Green member Caroline Russell said the Government should lower the speed limit in the capital to keep youngsters safer on busy roads.
To help social-distancing on public transport ministers and the Mayor of London want more children to walk or cycle to school.
And ahead of pupils’ return to the classroom on Tuesday (1 September 1, England’s Deputy Chief Medical Officer Jenny Harries told nervous parents that traffic was a bigger risk to kids than coronavirus.
London’s biggest arterial roads are controlled by Transport for London (TfL), which introduced a blanket 20mph limit shortly before lockdown as part of a long-term plan to reduce crashes.

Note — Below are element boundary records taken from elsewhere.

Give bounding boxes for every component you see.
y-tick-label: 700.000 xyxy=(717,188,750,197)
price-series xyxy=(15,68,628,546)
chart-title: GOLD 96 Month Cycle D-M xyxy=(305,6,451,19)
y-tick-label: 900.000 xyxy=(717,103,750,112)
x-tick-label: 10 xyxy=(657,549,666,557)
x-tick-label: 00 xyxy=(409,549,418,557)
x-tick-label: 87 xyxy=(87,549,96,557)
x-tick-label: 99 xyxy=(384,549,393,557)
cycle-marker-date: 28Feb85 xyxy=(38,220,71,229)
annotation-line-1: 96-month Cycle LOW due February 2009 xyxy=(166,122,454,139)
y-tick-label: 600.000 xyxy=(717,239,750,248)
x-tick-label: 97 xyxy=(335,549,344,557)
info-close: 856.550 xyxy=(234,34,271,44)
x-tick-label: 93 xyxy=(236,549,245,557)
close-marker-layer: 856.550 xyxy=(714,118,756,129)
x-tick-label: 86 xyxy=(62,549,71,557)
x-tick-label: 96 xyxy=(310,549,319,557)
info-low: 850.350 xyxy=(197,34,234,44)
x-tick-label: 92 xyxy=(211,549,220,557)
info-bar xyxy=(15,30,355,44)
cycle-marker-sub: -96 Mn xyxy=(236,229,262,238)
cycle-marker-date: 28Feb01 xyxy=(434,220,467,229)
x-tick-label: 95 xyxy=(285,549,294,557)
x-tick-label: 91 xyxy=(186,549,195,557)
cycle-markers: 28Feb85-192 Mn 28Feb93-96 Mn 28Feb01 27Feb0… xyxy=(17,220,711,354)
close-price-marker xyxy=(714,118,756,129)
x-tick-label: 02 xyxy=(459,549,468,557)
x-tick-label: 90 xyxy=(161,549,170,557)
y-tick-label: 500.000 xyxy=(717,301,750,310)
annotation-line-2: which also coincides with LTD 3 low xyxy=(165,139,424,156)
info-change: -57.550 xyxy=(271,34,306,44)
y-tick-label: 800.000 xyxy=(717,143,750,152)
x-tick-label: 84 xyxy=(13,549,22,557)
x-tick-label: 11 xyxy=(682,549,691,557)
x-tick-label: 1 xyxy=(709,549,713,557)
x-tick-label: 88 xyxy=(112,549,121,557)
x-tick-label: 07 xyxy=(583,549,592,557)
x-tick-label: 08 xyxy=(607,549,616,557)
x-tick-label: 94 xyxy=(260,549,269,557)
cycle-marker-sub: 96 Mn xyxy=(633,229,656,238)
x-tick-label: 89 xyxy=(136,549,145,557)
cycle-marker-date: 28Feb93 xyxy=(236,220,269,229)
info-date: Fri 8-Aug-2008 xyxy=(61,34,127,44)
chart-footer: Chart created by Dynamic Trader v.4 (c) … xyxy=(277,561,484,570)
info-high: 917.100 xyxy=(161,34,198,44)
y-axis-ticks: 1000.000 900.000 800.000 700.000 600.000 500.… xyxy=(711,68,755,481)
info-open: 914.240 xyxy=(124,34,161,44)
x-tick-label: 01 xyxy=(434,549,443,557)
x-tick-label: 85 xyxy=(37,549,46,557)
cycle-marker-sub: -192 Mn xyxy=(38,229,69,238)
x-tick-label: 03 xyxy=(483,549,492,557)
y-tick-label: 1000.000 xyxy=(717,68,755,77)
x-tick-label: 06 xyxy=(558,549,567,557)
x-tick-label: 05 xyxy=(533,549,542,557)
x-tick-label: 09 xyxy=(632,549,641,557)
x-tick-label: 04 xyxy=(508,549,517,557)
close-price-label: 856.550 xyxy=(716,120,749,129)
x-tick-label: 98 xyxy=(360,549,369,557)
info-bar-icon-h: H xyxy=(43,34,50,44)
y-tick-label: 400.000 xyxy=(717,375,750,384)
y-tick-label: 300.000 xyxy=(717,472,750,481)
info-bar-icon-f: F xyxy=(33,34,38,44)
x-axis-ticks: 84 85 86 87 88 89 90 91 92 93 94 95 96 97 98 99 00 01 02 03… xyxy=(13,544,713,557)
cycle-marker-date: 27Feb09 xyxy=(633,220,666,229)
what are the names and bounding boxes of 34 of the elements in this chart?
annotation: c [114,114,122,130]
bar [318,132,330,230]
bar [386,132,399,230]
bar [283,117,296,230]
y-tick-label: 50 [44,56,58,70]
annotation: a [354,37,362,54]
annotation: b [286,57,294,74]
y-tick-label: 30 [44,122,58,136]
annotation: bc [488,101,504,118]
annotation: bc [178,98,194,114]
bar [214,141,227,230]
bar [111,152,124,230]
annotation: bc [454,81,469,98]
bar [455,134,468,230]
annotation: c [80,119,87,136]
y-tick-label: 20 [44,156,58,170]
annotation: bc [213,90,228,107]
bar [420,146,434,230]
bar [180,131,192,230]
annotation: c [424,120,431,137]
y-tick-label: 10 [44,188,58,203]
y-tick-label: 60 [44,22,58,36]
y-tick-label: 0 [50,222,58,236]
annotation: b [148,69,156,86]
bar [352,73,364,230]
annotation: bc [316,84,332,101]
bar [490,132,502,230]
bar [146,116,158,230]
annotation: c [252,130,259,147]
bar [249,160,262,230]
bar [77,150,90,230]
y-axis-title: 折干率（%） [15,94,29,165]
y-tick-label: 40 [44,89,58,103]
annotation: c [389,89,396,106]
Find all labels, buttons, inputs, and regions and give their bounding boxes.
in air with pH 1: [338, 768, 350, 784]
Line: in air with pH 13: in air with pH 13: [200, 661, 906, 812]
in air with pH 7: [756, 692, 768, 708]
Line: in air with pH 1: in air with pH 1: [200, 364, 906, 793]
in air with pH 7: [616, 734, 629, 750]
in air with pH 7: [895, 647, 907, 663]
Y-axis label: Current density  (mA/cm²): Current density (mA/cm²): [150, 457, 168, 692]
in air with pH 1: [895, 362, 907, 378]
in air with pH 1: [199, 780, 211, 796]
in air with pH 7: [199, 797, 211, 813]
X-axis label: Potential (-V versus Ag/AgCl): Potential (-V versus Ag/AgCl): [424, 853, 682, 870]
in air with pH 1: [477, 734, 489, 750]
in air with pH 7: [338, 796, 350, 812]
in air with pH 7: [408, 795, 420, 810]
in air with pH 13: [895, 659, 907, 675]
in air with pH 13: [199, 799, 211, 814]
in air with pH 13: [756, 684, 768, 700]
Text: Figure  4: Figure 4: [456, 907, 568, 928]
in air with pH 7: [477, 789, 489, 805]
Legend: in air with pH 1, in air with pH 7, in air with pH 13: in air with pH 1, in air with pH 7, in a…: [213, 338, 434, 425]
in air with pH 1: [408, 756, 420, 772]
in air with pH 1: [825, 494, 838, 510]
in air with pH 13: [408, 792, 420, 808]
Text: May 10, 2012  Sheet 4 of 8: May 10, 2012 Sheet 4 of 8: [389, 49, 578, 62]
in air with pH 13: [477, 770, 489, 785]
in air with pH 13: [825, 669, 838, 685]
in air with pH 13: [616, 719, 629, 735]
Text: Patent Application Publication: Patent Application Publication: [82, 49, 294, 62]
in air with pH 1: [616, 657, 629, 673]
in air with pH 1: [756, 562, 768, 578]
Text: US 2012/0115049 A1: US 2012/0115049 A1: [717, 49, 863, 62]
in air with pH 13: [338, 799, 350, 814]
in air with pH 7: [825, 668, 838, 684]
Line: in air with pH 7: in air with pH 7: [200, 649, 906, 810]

But most roads in the city are controlled by councils – while some, like Islington and Wandsworth, have brought in their own borough-wide 20mph limit, most use the standard 30mph limit with 20mph zones in danger spots.
Ms Russell has now written to Transport Secretary Grant Shapps, highlighting these comments and calling on him to drop the speed limit.
Failing to make walking routes safe could push children into cars, clogging up roads during morning rush hour, she warned.
“Fast traffic makes crossing main roads harder and can mean even roads with little traffic are unpleasant to cycle on,” Ms Russell said.
“Moving our default urban speed limit down to 20mph is a simple change with enormous impact that Grant Shapps can make tomorrow.”
Though car use fell during lockdown, traffic in the capital was back to 95 per cent of pre-pandemic levels by July, according to the Centre for London.
And the Local Democracy Service previously reported that extreme speeding on London roads had trebled during the Covid-19 outbreak.
A spokesperson for the Government said there are no plans for a blanket 20mph speed limit in cities, but it is “essential” that children can get to school safety.
“London is benefitting from £5.8 million of funding dedicated to home-to-school transport for pupils in the capital, in addition to £5 million we have given towards encouraging cycling and walking as an alternative to taking the bus,” they said.
“This is alongside an extensive communications campaign highlighting how pupils can travel to school safely.”